Suzanne avait la fraîcheur d’un lys, sa fleur préférée. Elle était grande, délicate, et avait un teint d’une blancheur de lait. Les yeux, très noirs, ressemblaient à deux petits charbons. Elle avait deux sœurs, l’une plus jeune d’un an et demi, Gilberte, et l’autre Marguerite, un peu plus âgée. Gilberte était blonde et substantielle. Elle ressemblait aux Flammandes de Rubens. Quant à Marguerite, elle était de la même taille que Suzanne et plutôt brune.

Après souper, une fois l’heure du courrier passé, Julien s’installa sur la galerie et engagea avec le docteur Berthelot une conversation sur un volume qu’il venait de terminer : « Le stupide XIXe siècle ». Ils discutèrent du « Pythistisme », cette théorie que le journaliste français émet et qui veut que la confiance au traitement et à celui qui l’applique soit le facteur principal de la guérison d’un malade.
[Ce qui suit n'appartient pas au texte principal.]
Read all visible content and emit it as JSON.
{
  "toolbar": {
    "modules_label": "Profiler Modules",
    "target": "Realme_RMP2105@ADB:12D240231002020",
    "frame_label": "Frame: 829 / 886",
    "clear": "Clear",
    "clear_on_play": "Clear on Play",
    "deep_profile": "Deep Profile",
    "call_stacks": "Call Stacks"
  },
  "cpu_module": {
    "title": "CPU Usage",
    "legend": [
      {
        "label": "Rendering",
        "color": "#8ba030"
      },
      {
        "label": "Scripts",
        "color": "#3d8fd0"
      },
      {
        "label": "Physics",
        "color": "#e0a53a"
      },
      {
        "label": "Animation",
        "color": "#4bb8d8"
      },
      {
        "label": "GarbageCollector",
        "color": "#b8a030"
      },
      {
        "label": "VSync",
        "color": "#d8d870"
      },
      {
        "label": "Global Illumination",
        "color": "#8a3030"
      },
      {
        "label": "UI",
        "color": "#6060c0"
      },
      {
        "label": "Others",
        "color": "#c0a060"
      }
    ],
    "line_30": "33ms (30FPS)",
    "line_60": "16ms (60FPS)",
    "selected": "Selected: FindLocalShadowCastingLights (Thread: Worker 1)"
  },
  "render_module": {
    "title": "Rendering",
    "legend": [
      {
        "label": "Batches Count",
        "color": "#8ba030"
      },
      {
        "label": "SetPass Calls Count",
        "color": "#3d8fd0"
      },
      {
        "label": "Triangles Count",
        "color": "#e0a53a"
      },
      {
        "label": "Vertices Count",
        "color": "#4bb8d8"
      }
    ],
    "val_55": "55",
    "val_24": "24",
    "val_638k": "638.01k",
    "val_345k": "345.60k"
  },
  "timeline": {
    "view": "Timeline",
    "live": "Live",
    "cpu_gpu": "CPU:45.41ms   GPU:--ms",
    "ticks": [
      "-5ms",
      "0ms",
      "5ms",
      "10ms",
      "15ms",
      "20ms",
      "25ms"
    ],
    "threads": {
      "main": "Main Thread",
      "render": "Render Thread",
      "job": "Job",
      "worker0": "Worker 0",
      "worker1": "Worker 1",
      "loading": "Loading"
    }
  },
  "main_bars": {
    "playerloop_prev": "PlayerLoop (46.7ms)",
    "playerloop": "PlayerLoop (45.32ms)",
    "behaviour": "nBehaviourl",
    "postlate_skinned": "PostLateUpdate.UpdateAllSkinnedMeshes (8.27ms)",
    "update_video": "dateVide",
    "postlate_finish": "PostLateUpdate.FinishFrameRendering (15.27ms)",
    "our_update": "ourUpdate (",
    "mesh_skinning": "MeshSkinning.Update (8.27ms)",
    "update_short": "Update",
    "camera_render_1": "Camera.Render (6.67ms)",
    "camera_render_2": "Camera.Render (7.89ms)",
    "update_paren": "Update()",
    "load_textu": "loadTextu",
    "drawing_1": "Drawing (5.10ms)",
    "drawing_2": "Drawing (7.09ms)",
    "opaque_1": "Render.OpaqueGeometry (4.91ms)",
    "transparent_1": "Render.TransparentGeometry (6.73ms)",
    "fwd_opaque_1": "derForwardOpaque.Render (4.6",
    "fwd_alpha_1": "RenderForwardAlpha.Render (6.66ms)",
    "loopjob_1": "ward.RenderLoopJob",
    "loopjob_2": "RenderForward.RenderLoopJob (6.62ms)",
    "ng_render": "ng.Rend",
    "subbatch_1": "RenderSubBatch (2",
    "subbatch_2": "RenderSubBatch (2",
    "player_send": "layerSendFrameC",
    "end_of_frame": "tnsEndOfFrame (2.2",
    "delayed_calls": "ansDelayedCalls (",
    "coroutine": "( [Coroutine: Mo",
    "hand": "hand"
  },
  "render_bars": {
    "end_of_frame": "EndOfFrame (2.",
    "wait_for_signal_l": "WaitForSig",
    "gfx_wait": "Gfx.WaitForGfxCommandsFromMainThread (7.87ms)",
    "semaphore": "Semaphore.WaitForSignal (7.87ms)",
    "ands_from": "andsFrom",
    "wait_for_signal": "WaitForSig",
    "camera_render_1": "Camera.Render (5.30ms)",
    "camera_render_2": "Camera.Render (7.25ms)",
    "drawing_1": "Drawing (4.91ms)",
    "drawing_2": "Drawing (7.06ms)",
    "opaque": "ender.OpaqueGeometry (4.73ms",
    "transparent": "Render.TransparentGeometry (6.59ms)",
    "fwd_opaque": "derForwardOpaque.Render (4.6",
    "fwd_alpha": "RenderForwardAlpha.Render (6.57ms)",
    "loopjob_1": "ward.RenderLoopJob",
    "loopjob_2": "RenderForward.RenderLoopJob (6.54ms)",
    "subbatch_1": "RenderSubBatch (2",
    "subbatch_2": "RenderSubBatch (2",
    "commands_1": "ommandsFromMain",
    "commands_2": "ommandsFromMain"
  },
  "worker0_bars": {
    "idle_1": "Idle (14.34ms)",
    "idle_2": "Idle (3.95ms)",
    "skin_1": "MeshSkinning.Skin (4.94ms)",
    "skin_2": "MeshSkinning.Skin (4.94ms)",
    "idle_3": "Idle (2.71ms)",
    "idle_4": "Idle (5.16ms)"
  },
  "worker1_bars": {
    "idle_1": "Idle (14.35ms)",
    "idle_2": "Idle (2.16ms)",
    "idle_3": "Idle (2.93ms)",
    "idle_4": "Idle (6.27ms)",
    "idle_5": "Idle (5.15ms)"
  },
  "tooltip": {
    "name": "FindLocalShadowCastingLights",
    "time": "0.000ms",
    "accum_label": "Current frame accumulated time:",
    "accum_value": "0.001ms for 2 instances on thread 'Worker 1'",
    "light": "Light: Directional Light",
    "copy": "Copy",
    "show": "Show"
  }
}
Il avait essayé l’après-midi d’avoir une entrevue avec Adèle, mais inutilement. Celle-ci s’était ingénié à le fuir, jusqu’à ce que de guerre lasse, il prit son chapeau et s’en alla faire une promenade le long de la voie ferrée, jusqu’au tunnel, à trois milles plus loin dans la direction de St-Irénée.

Au souper, elle s’était montrée enjouée, s’amusant à lancer des allusions perfides que lui seul comprenait et qui avait le don de l’agacer. Il ne fit rien paraître de ce qui se passait en lui, ne voulant pas lui faire le plaisir de constater que ses coups portaient.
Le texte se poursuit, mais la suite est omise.